Hoje sinto a solidão mais gelada que já esmagou meu coração.
Parece que há toneladas sobre o meu peito, impedindo-me de respirar e sufocando a pulsação do meu sangue.
Está frio… úmido e escuro.

Estou cansada, esgotada e sem perspectiva adiante.
É nojento e doentio… Há sempre milhares de pessoas ao redor, amigos, colegas, conhecidos e desconhecidos.

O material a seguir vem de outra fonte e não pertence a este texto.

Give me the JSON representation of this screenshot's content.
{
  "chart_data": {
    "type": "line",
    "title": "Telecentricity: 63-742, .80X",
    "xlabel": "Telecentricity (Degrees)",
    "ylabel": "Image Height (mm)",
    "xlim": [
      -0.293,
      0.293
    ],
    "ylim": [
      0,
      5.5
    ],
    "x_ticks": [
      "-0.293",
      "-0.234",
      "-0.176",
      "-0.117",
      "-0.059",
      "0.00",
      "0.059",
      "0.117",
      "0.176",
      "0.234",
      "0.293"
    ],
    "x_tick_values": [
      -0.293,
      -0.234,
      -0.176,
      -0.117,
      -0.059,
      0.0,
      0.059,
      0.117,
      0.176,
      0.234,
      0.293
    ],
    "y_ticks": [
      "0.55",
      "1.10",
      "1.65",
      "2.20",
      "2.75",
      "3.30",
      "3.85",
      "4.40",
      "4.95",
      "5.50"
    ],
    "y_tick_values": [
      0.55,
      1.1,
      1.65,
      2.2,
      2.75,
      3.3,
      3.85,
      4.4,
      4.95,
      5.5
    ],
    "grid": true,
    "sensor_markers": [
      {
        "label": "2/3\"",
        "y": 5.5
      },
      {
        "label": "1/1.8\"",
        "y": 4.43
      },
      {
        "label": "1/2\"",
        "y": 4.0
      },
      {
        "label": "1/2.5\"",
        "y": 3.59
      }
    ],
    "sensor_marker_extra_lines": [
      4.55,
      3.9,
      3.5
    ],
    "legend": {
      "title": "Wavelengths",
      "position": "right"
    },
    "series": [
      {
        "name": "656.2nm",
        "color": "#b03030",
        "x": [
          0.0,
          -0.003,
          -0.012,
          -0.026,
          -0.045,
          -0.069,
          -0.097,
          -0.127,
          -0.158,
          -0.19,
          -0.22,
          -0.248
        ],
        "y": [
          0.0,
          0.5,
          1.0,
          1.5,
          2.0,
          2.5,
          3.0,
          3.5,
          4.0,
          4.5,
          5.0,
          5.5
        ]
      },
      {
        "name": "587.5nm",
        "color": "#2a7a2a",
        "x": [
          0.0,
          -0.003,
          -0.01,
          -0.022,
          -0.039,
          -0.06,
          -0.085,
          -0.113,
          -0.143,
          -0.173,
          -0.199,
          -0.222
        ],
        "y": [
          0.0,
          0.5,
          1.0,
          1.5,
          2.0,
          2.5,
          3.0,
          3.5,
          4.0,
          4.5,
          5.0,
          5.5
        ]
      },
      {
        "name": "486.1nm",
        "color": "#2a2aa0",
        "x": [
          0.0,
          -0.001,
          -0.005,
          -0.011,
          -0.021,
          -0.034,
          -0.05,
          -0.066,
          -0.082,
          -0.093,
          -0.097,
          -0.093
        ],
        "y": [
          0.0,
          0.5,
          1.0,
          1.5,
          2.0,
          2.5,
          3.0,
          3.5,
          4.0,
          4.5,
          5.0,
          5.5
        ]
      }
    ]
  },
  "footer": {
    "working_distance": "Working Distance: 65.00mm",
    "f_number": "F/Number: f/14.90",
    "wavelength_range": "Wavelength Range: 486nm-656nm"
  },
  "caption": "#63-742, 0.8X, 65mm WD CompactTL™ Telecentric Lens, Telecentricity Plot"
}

Conversas, bate-papo, passatempo, flerte, reflexão…
tudo junto, tudo um pouco, tudo muito, ao mesmo tempo, separado…
É sempre cheio de vozes por perto.
As pessoas olham e veêm uma mulher inteligente, bonita, independente, segura, extrovertida, carinhosa, fiel, dedicada…

Mas não há uma única alma que enxergue a solidão.
Um único coração capaz de acabar com esse vazio.
Chega de pessoas reclamando de seus dissabores amorosos incapazes de dar uma nova chance quando a oportunidade se apresenta.

Basta àqueles que acreditam que não existam mais pessoas interessantes o suficiente à sua altura.
Fim àqueles que não acreditam mais.
Que o pó coma os que covardes a ponto de não investirem, de não se entregarem ao calor de um beijo.

Desejo o tempo, sim…
nada mais impiedoso que ele…
para aqueles que não conseguem deixar que as coisas aconteçam naturalmente, aqueles que querem colocar o amor num cronograma.

Relacionamentos, sentimentos não são projetos.
Por que tentar prever o amanhã?
Quero pessoas maduras, seguras, corajosas e honestas o suficiente para se arriscarem a conhecer alguém.

Pessoas que estejam dispostas a sair e dedicar um tempo às outras pessoas.
Movidas pelo incontrolável desejo de sentir o sangue pulsando em suas veias.
Mantidas pela entrega à emoção do momento.

Não estou dizendo “aproveite e saia com todos”,
não estou dizendo aproveite o “ficar cada dia com alguém diferente”.
Muito pelo contrário, estou dizendo “arrisque-se a realmente estar com alguém”.

Sinta a intensidade do contato com uma outra pele.
Quero pessoas que ousem dizer o que pensam e sentem de verdade.
Quero pessoas que possam se envolver aos poucos, que possam se entregar e se deixar deslumbrar pelas diferenças,
Que queiram se sentir novamente encantadas,
Que consigam dizer que gostaram, que possam falar “mais uma vez”,
Que estejam totalmente à vontade e ao mesmo tempo conscientes de que podem dizer “então, quando é que vamos nos ver de novo”

Sabendo que esse carinho demonstra uma atitude sincera e corajosa, mas que isso não significa um compromisso.
Pessoas maduras, relacionamentos sinceros e jogo limpo…
ou, por que não chegar ao “sem jogo”?

Por que não alcançar o apaixonar-se naturalmente?
Da única maneira que isso pode acontecer como uma mágica sem explicação…
que você nem viu acontecer, mas que te faz sorrir.